Michael Liepman, Silvia, and Nirenberg (1989) evaluated behavioral patterns of families in order to outline how substance addicts interact with their families during periods of drug abuse and recovery. The researchers conducted an in-depth study of two families of drug addicts to construct a “behavior loop map” based on observed instances of various substance abuse-related behaviors (Liepman et al., 1989, p. 285). While the evidence they collected was anecdotal and based on open-ended responses and observation, an empirical analysis was done in order to prioritize which behaviors were a trend versus which were simply unique to that family’s situation. The quality of this source was excellent in terms of the depth of information and attention to detail; however, the sample size of only two families was not sufficient to draw strong conclusions about how substance abuse families interact with the patient in question. The results were in the form of an actual map that outlined common behaviors during periods of abuse and recovery (see figure 1):

(Figure 1omitted for preview. Available via download).

The results indicated that there were few patterns between the two cases and more attention should be paid to the individual circumstances that each patient and family requires (Liepman et al., 1989, p. 287). Ultimately, behaviors were erratic and attempt to draw strong quantifiable correlations between the two cases were a formidable challenge.

Nonetheless, Liepman et al.’s (1989) evidence do support the notion that people do not change their behavior because of the fact that their research could not effectively isolate distinct symptoms, thus making distinct treatment just as difficult. For people to effectively change their behavior and treat substance abuse, patterns must be detected and isolated so that solutions can be holistically applied. Unfortunately for the case of substance abusers, family interactions show that it is possibly a moot point to even attempt to characterize and classify such abusers, given the complexity and scope of how we define terms like substance and addiction. Even if a family member were to be effectively treated and their negative behavior subsided, the underlying addiction and tendency to crave a drug (even a legal one), would still be there, albeit displaced in another drug.


Substance abuse is an example of an affliction that cannot be changed over time as a result of treatment. Research by Greenberg et al. (2002) showed that discharged veterans were not able to see effective recovery from substance abuse, despite long term care. This evidence showed that even intensive care was not effective in addressing substance abuse, thus suggesting that people cannot change this facet of their behavior. Similarly, Garnick et al.’s (2007) analysis of medical health plans suggested that because substance abuse screening was almost wholly neglected, it is not under the scope of traditional medicine and hospitals to effectively treat like other diseases. Substance abuse is then left as a condition that can only be cared for, not effectively treated where the person changes. Finally, evidence regarding behavioral patterns of families with substance abuse victims by Liepman et al. (1989) exemplified the notion that abusers behavior is difficult to control change and even characterize effectively. People cannot simply change this facet of their behavior as drug abuse is a condition that falls out of the scope of normal mental health and treatment for curable conditions.

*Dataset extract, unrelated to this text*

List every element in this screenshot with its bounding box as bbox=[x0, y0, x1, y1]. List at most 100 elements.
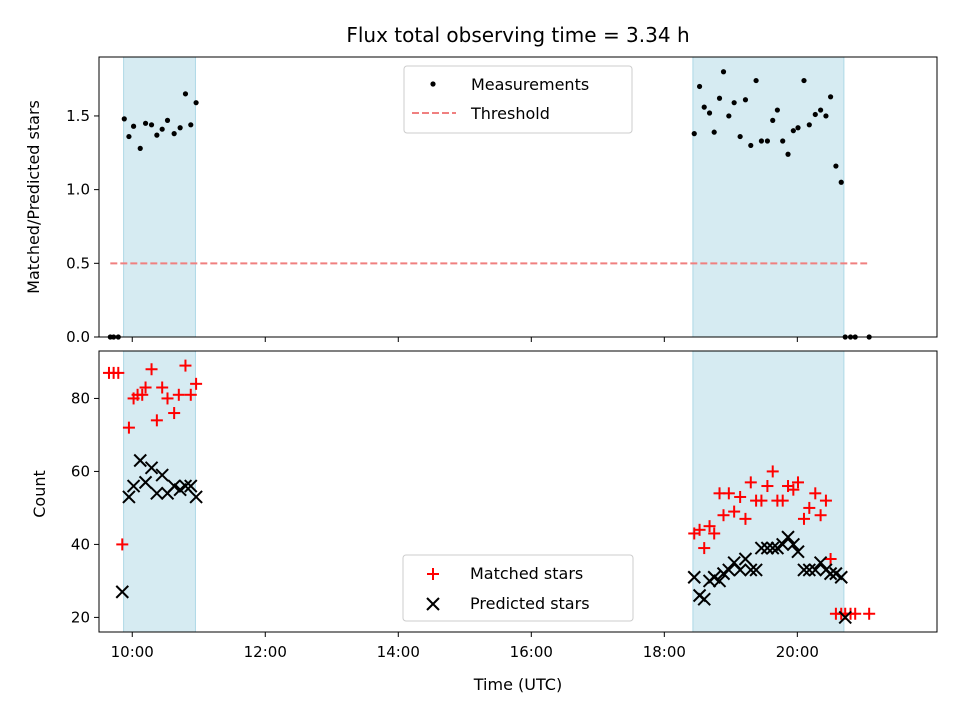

Garnick, D., Horgan, C., Merrick, E., & Hoyt, A. (2007). Identification and treatment of mental and substance use conditions: Health plans strategies. Medical Care, 45(11), 1060-1067.

Greenberg, G., Rosenheck, R., & Seibyl, C. (2002). Continuity of care and clinical effectiveness: Outcomes following residential treatment for severe substance abuse. Medical Care, 40(3), 246-259.

Hawkins, D., Arthur, M., & Catalano, R. (1995). Preventing substance abuse. Crime and Justice, 19, 343-427.

Liepman, M., Silvia, L., & Nirenberg, T. (1989). The use of family behavior loop mapping for substance abuse. Family Relations, 38(3), 282-287.